A guardar bene abbiamo in realtà introiettato – nell’accettazione dell’idea di crescita illimitata – la divisione del mondo fra inclusione ed esclusione, laddove il destino degli esseri umani, nei palazzi o negli scantinati del turbocapitalismo come nelle stive dei trafficanti, sfuma nell’ineluttabilità del diritto naturale (cioè del più forte) o peggio ancora nella retorica dello scontro di civiltà. Concetto che vediamo riecheggiare nei commenti dopo l’odioso attacco terroristico di Dacca, tanto da mettere da parte la strage che nelle stesse ore si consumava a Baghdad con un bilancio di vittime almeno dieci volte superiore.

Che forse la vita delle persone abbia un valore diverso a seconda della carta d’identità? Mettiamo via, per favore, l’orgoglio nazionale ferito e la retorica degli “italiani brava gente“. Perché gli italiani – come tutti – non sono necessariamente brava gente.
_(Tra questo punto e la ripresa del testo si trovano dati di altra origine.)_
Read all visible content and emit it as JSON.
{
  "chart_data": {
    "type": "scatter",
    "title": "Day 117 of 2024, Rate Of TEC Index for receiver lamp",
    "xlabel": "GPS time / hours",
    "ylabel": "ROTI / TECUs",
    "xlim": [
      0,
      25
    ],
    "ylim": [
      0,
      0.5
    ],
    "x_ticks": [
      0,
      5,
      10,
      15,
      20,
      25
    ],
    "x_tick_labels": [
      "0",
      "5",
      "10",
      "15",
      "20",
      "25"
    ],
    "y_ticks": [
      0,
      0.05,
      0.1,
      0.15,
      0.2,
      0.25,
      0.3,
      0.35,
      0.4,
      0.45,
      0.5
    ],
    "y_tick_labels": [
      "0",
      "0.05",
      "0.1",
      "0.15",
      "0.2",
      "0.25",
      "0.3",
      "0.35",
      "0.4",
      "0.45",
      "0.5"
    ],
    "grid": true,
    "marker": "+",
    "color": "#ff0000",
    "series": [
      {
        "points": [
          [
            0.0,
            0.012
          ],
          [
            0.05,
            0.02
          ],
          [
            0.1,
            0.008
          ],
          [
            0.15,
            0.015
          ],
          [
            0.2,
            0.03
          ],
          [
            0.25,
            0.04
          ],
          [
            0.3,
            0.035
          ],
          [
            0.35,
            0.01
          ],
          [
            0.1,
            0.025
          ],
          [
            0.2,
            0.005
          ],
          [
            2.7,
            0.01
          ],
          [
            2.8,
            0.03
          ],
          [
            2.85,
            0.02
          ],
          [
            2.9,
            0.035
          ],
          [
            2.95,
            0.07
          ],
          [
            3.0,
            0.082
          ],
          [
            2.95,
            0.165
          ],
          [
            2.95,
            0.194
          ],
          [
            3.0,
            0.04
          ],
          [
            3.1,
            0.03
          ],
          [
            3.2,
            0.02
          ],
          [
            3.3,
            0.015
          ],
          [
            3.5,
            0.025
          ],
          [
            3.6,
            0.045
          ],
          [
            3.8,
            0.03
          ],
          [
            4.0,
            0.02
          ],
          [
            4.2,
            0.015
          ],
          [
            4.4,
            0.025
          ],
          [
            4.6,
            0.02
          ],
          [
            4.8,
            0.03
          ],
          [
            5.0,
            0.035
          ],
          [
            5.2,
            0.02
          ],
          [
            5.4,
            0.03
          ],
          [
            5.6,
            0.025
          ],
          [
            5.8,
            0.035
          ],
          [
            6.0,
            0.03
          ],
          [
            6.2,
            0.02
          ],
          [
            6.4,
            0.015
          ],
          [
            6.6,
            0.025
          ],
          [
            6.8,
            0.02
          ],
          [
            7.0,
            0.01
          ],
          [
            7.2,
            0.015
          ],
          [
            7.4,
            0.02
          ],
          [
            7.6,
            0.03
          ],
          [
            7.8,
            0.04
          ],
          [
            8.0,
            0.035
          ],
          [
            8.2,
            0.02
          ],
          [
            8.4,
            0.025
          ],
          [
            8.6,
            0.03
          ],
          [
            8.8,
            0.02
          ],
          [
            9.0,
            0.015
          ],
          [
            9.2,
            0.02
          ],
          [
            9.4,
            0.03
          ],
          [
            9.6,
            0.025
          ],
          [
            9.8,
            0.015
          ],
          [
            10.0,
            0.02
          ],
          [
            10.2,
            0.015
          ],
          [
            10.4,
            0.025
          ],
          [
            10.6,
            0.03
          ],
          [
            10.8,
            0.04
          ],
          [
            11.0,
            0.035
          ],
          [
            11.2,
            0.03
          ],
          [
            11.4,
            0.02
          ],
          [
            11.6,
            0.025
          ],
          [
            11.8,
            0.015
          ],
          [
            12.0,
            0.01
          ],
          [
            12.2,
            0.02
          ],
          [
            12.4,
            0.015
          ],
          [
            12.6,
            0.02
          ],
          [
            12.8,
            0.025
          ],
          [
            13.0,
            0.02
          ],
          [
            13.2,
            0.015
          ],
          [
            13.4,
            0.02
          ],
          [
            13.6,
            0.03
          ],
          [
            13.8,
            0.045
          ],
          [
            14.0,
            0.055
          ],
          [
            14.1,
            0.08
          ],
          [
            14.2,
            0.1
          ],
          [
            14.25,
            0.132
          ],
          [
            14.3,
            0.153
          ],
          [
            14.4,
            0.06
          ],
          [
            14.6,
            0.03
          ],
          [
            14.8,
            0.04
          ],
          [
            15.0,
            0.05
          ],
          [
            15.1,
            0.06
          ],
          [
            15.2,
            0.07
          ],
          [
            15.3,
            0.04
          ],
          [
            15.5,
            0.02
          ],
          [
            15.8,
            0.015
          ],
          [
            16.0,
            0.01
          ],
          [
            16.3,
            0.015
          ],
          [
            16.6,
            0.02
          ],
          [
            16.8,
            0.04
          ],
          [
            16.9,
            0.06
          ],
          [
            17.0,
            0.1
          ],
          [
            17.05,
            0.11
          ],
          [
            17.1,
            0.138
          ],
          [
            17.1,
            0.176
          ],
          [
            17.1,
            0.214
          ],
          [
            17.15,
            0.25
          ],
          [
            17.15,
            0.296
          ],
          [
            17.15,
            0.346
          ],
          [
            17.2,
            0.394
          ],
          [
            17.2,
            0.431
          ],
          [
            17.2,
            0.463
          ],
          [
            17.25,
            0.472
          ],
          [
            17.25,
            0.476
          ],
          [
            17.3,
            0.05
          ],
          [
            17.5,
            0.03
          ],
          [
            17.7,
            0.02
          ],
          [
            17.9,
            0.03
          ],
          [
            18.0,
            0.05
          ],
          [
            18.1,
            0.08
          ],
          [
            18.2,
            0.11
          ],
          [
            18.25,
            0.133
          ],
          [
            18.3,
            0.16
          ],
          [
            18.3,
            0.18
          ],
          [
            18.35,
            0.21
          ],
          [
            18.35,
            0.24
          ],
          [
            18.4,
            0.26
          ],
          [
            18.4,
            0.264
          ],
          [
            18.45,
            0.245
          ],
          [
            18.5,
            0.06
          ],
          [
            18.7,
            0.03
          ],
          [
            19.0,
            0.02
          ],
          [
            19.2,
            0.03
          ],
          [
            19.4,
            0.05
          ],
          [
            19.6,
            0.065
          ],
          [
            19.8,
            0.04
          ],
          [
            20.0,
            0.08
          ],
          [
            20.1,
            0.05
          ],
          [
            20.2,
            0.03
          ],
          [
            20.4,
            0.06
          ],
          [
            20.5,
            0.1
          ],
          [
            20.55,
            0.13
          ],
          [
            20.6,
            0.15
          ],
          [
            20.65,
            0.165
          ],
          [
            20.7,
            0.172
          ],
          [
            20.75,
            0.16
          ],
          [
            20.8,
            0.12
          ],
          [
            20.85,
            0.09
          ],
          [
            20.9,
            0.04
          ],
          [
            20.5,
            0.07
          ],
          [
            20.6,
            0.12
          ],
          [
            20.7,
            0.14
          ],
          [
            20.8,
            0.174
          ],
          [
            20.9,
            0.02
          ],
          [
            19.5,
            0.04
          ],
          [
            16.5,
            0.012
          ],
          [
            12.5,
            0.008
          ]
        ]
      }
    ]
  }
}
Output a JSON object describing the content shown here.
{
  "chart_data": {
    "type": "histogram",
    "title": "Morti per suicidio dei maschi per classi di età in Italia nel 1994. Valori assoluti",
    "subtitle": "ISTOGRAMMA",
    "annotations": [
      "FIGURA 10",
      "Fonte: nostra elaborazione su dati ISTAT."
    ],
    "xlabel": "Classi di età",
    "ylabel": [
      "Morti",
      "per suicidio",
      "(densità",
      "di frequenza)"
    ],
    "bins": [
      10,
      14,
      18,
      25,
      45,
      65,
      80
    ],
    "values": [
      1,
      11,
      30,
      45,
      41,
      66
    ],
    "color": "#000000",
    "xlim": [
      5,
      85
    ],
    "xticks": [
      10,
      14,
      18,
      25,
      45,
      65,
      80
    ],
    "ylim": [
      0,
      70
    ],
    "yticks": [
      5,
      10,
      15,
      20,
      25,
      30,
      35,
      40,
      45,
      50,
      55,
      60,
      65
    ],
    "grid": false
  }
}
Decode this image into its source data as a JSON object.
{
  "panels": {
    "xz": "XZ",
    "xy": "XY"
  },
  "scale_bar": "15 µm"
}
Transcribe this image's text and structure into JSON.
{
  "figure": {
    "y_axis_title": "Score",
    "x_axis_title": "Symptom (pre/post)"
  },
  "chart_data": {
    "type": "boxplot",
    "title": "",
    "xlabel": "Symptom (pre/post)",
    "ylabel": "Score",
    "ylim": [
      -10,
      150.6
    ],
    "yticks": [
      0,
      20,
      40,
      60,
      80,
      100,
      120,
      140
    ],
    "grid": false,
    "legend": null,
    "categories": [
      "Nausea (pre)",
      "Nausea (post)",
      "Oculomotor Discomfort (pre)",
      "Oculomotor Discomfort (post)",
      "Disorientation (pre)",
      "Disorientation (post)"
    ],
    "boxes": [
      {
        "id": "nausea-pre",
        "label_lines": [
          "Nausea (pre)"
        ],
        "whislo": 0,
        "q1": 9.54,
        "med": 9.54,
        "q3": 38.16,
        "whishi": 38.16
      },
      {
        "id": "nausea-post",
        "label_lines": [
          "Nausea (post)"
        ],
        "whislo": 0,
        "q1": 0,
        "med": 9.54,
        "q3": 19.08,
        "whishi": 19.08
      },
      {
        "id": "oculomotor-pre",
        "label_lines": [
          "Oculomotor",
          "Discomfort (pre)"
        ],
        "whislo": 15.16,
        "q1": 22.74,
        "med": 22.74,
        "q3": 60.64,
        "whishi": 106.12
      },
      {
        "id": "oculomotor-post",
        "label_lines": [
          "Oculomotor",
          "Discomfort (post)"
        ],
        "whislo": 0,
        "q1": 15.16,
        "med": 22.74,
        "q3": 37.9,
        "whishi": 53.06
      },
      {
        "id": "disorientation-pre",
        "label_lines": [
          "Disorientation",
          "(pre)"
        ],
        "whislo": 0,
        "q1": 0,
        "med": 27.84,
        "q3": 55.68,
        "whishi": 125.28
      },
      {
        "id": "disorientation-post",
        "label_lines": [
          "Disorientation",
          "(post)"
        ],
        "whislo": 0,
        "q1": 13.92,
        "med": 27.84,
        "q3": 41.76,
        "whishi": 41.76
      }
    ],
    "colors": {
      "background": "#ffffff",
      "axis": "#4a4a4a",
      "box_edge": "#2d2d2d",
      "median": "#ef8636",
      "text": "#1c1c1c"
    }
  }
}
In queste drammatiche circostanze, al doveroso cordoglio verso ogni vittima del terrorismo – quelle di Dacca come quelle di Baghdad – deve corrispondere l’impegno per tagliare le ali di ogni forma di terrorismo (che avvenga in nome di una religione o di uno Stato) come dell’ingiustizia quotidiana sulla quale prospera la terza guerra mondiale di cui parla Papa Francesco e nella quale tutti siamo coinvolti, a cominciare dall’affermata “non negoziabilità“ dei nostri stili di vita.

Per venirne a capo occorre un ripensamento generale, capace di ridare significato all’espressione “diritti umani“, sotto ogni cielo (che poi è lo stesso per tutti, come la terra).